Com uma superlotação de cerca de 60%, Albuquerque defende parceria com o Poder Judiciário para tentar reduzir o encarceramento, a partir da adoção de medidas alternativa à prisão, combinada à ampliação do número de vagas no sistema.
A seguir, leia os principais trechos dessa entrevista:
Agência Brasil: Essa onda de violência que ocorre no estado é atribuída à sua chegada no governo, com a promessa, por exemplo, de não mais separar as facções por presídio. Por que essa medida é importante?
Luís Mauro Albuquerque: O governo do estado tem assumido uma série de medidas contra o crime organizado, dentro de um planejamento desenhado para uma intervenção mais forte no estado, e na qual está inserida a própria criação da Secretaria da Administração Penitenciária. Essa intervenção quer assegurar a aplicação da lei, garantindo a autonomia do Estado dentro das unidades prisionais. Esses ataques são uma clara reação a essa atuação que o governo vem realizando.
Agência Brasil: Em balanço recente, a Secretaria informou ter recuperado mais de 400 aparelhos celulares em prisões do estado. Não é um fenômeno só do Ceará essa realidade. Por que ainda entram tantos celulares nos presídios?
Albuquerque: Diversas ações são necessárias para combater a entrada de ilícitos nas unidades prisionais. É preciso investir na tecnologia, com monitoramento interno e externo dos presídios e com aparelhos modernos de vistoria; assegurar segurança de perímetro, com muralha e guaritas operantes; e, principalmente, ter um reforço na fiscalização com os agentes penitenciários. Para isso, o governo acaba de convocar, antecipadamente, 220 agentes penitenciários que já tomaram posse e estão dentro das unidades. Outros 220 acabam de ser convocados. Isso se soma a outros mil convocados no ano passado, significando 67% de aumento no efetivo. Essa combinação de ações certamente trará resultados eficazes nesse combate aos ilícitos.
Agência Brasil: Além dessas medidas, o que o senhor pretende mudar na rotina do sistema penitenciário do estado, que, na sua avaliação, não tem funcionado bem?
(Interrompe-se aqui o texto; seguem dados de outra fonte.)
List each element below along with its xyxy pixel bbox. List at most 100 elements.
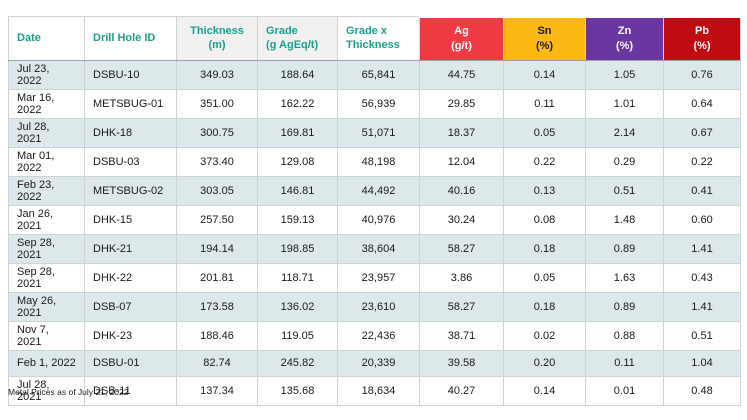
col-header-label: Ag (454, 25, 469, 38)
table-cell: 0.01 (585, 375, 664, 406)
table-cell: Feb 23, 2022 (8, 175, 85, 206)
table-cell: 23,957 (337, 262, 420, 293)
col-header-label: Drill Hole ID (93, 31, 156, 44)
table-body: Jul 23, 2022 DSBU-10 349.03 188.64 65,841 44.… (8, 59, 741, 406)
table-cell: 29.85 (419, 88, 504, 119)
table-cell: 0.64 (663, 88, 741, 119)
table-cell: 30.24 (419, 204, 504, 235)
table-cell: 129.08 (257, 146, 338, 177)
table-row: Jul 28, 2021 DHK-18 300.75 169.81 51,071 18.3… (8, 117, 741, 148)
table-cell: 0.29 (585, 146, 664, 177)
table-cell: 44,492 (337, 175, 420, 206)
table-cell: 136.02 (257, 291, 338, 322)
table-cell: 188.46 (176, 320, 258, 351)
table-cell: 0.43 (663, 262, 741, 293)
table-cell: 349.03 (176, 59, 258, 90)
table-cell: 3.86 (419, 262, 504, 293)
table-cell: 0.51 (585, 175, 664, 206)
table-row: May 26, 2021 DSB-07 173.58 136.02 23,610 58.2… (8, 291, 741, 322)
table-cell: 2.14 (585, 117, 664, 148)
table-cell: METSBUG-02 (84, 175, 177, 206)
table-cell: Mar 16, 2022 (8, 88, 85, 119)
table-cell: 373.40 (176, 146, 258, 177)
table-cell: Nov 7, 2021 (8, 320, 85, 351)
table-cell: 44.75 (419, 59, 504, 90)
col-header-label: Grade (266, 24, 298, 37)
col-header-unit: (m) (208, 39, 226, 51)
col-header-ag: Ag (g/t) (419, 14, 504, 61)
table-cell: Mar 01, 2022 (8, 146, 85, 177)
col-header-label: Sn (537, 25, 552, 38)
table-row: Mar 16, 2022 METSBUG-01 351.00 162.22 56,939… (8, 88, 741, 119)
table-cell: 0.08 (503, 204, 586, 235)
table-cell: 40.27 (419, 375, 504, 406)
col-header-label: Pb (694, 25, 710, 38)
table-cell: 169.81 (257, 117, 338, 148)
table-cell: 0.11 (503, 88, 586, 119)
col-header-label: Thickness (346, 39, 400, 51)
col-header-unit: (g/t) (451, 39, 472, 52)
table-cell: DHK-21 (84, 233, 177, 264)
table-cell: 1.48 (585, 204, 664, 235)
table-cell: 0.05 (503, 117, 586, 148)
table-cell: 22,436 (337, 320, 420, 351)
col-header-label: Thickness (190, 24, 244, 37)
table-cell: 0.14 (503, 375, 586, 406)
table-cell: DHK-23 (84, 320, 177, 351)
table-cell: DSBU-03 (84, 146, 177, 177)
table-cell: 0.48 (663, 375, 741, 406)
table-cell: 118.71 (257, 262, 338, 293)
table-cell: 56,939 (337, 88, 420, 119)
table-cell: 159.13 (257, 204, 338, 235)
col-header-grade: Grade (g AgEq/t) (257, 15, 338, 61)
table-cell: 173.58 (176, 291, 258, 322)
table-cell: 0.11 (585, 349, 664, 377)
table-cell: DHK-18 (84, 117, 177, 148)
table-cell: 0.76 (663, 59, 741, 90)
table-cell: 40,976 (337, 204, 420, 235)
table-row: Nov 7, 2021 DHK-23 188.46 119.05 22,436 38.71… (8, 320, 741, 351)
table-cell: 162.22 (257, 88, 338, 119)
col-header-label: Grade x (346, 24, 387, 37)
table-cell: Jul 23, 2022 (8, 59, 85, 90)
table-row: Jan 26, 2021 DHK-15 257.50 159.13 40,976 30.2… (8, 204, 741, 235)
table-cell: 0.41 (663, 175, 741, 206)
table-cell: 137.34 (176, 375, 258, 406)
table-cell: Feb 1, 2022 (8, 349, 85, 377)
table-cell: 1.01 (585, 88, 664, 119)
col-header-grade-x-thickness: Grade x Thickness (337, 15, 420, 61)
table-cell: 1.04 (663, 349, 741, 377)
table-cell: 0.89 (585, 291, 664, 322)
table-cell: 51,071 (337, 117, 420, 148)
table-cell: 65,841 (337, 59, 420, 90)
table-row: Feb 1, 2022 DSBU-01 82.74 245.82 20,339 39.58… (8, 349, 741, 377)
table-cell: 40.16 (419, 175, 504, 206)
table-cell: 12.04 (419, 146, 504, 177)
table-cell: 0.14 (503, 59, 586, 90)
table-row: Jul 23, 2022 DSBU-10 349.03 188.64 65,841 44.… (8, 59, 741, 90)
table-cell: Jul 28, 2021 (8, 375, 85, 406)
table-cell: May 26, 2021 (8, 291, 85, 322)
col-header-label: Date (17, 31, 41, 44)
col-header-unit: (g AgEq/t) (266, 39, 319, 51)
table-cell: 82.74 (176, 349, 258, 377)
table-cell: 1.41 (663, 291, 741, 322)
table-cell: 1.63 (585, 262, 664, 293)
header-row: Date Drill Hole ID Thickness (m) Grade (… (8, 14, 741, 61)
table-cell: DHK-22 (84, 262, 177, 293)
table-cell: 58.27 (419, 233, 504, 264)
table-cell: 0.89 (585, 233, 664, 264)
table-cell: 198.85 (257, 233, 338, 264)
col-header-sn: Sn (%) (503, 14, 586, 61)
table-cell: 38.71 (419, 320, 504, 351)
col-header-unit: (%) (615, 39, 634, 52)
table-cell: 0.18 (503, 233, 586, 264)
table-cell: 0.67 (663, 117, 741, 148)
table-cell: Jul 28, 2021 (8, 117, 85, 148)
table-row: Sep 28, 2021 DHK-21 194.14 198.85 38,604 58.2… (8, 233, 741, 264)
col-header-unit: (%) (693, 39, 711, 52)
table-cell: 0.18 (503, 291, 586, 322)
table-cell: 119.05 (257, 320, 338, 351)
table-cell: 18.37 (419, 117, 504, 148)
col-header-unit: (%) (535, 39, 554, 52)
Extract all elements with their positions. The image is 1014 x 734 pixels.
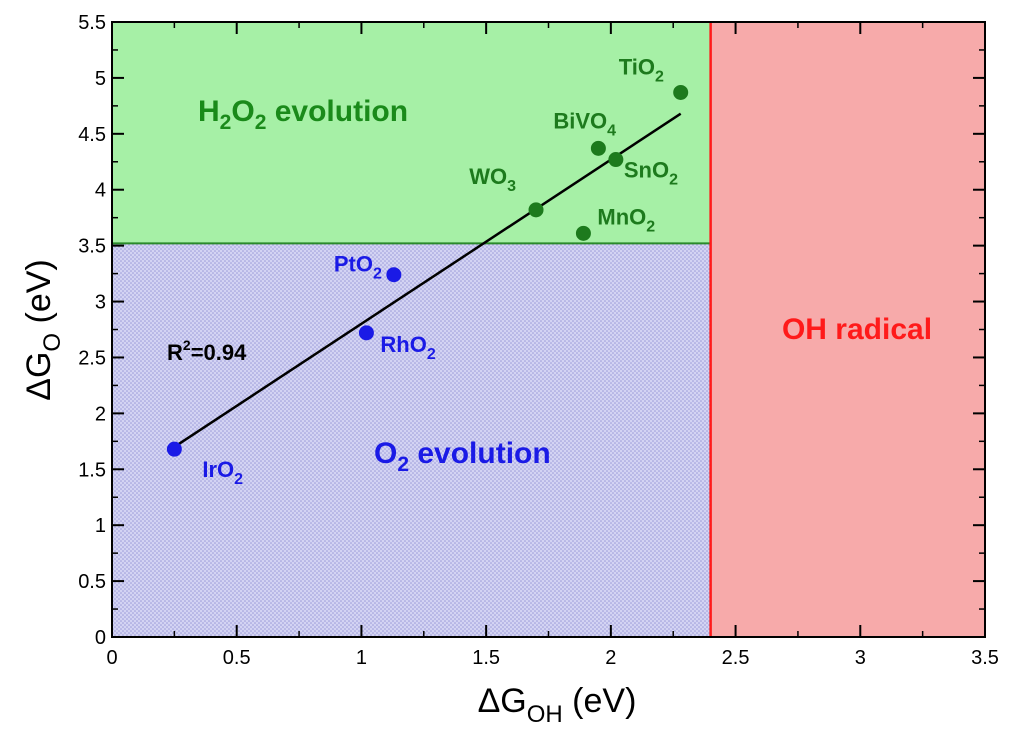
y-tick-label: 3 bbox=[95, 292, 106, 314]
y-tick-label: 0.5 bbox=[78, 571, 106, 593]
x-tick-label: 0 bbox=[106, 647, 117, 669]
data-point-bivo4 bbox=[590, 140, 606, 156]
x-tick-label: 0.5 bbox=[223, 647, 251, 669]
data-point-iro2 bbox=[166, 441, 182, 457]
region-oh-radical bbox=[710, 22, 985, 637]
x-tick-label: 2 bbox=[605, 647, 616, 669]
y-tick-label: 2.5 bbox=[78, 347, 106, 369]
regions bbox=[112, 22, 985, 637]
point-label-tio2: TiO2 bbox=[619, 54, 664, 85]
fit-line bbox=[173, 112, 682, 448]
data-point-pto2 bbox=[386, 267, 402, 283]
fit-line-group bbox=[173, 112, 682, 448]
data-point-tio2 bbox=[673, 84, 689, 100]
point-label-sno2: SnO2 bbox=[624, 158, 678, 189]
data-point-wo3 bbox=[528, 202, 544, 218]
x-tick-label: 1.5 bbox=[472, 647, 500, 669]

Albuquerque: Queremos impor um disciplinamento mais rigoroso dentro das unidades prisionais, assegurando as assistências às quais os presos têm direito, como diz a Lei de Execução Penal. Garantir ocupação, educação e assistência médica e jurídica é determinante para recuperar esse indivíduo e o cumprimento da lei. É nisso que estamos trabalhando.
Agência Brasil: Que alternativas de recuperação podem ser oferecidas para esses detentos e como afastá-los do assédio das organizações criminosas?
Albuquerque: O Ceará conta com leis importantes de inclusão social, com incentivos fiscais para empresas que contratarem presos, com determinação de órgãos estaduais contarem com egressos do sistema em seus quadros. Estamos trabalhando o reordenamento para buscar ainda mais fortemente a atração de empresas e a empregabilidade dessas pessoas.
Agência Brasil: A população carcerária do Ceará ultrapassa os 29,5 mil detentos, incluindo presos provisórios e aqueles dos regimes semiaberto e fechado. O número total de vagas, no entanto, é de pouco mais de 13 mil, uma superlotação de quase 60% da capacidade. Como senhor pretende lidar com esse problema?
Albuquerque: O problema da superlotação em presídios é realidade no Brasil inteiro. O governo do estado tem buscado a parceria do Poder Judiciário para melhorar esse cenário. Uma delas é o incentivo ao tornozelamento eletrônico, uma oportunidade para que o preso volte de forma vigiada e consiga se reinserir na sociedade. Também ampliar a assistência jurídica e assegurar as escoltas, evitando o cancelamento de audiências, reduzindo assim o número de presos provisórios. A outra frente é a construção de 14 unidades regionalizadas em substituição às cadeias públicas, ampliando as vagas no interior do estado.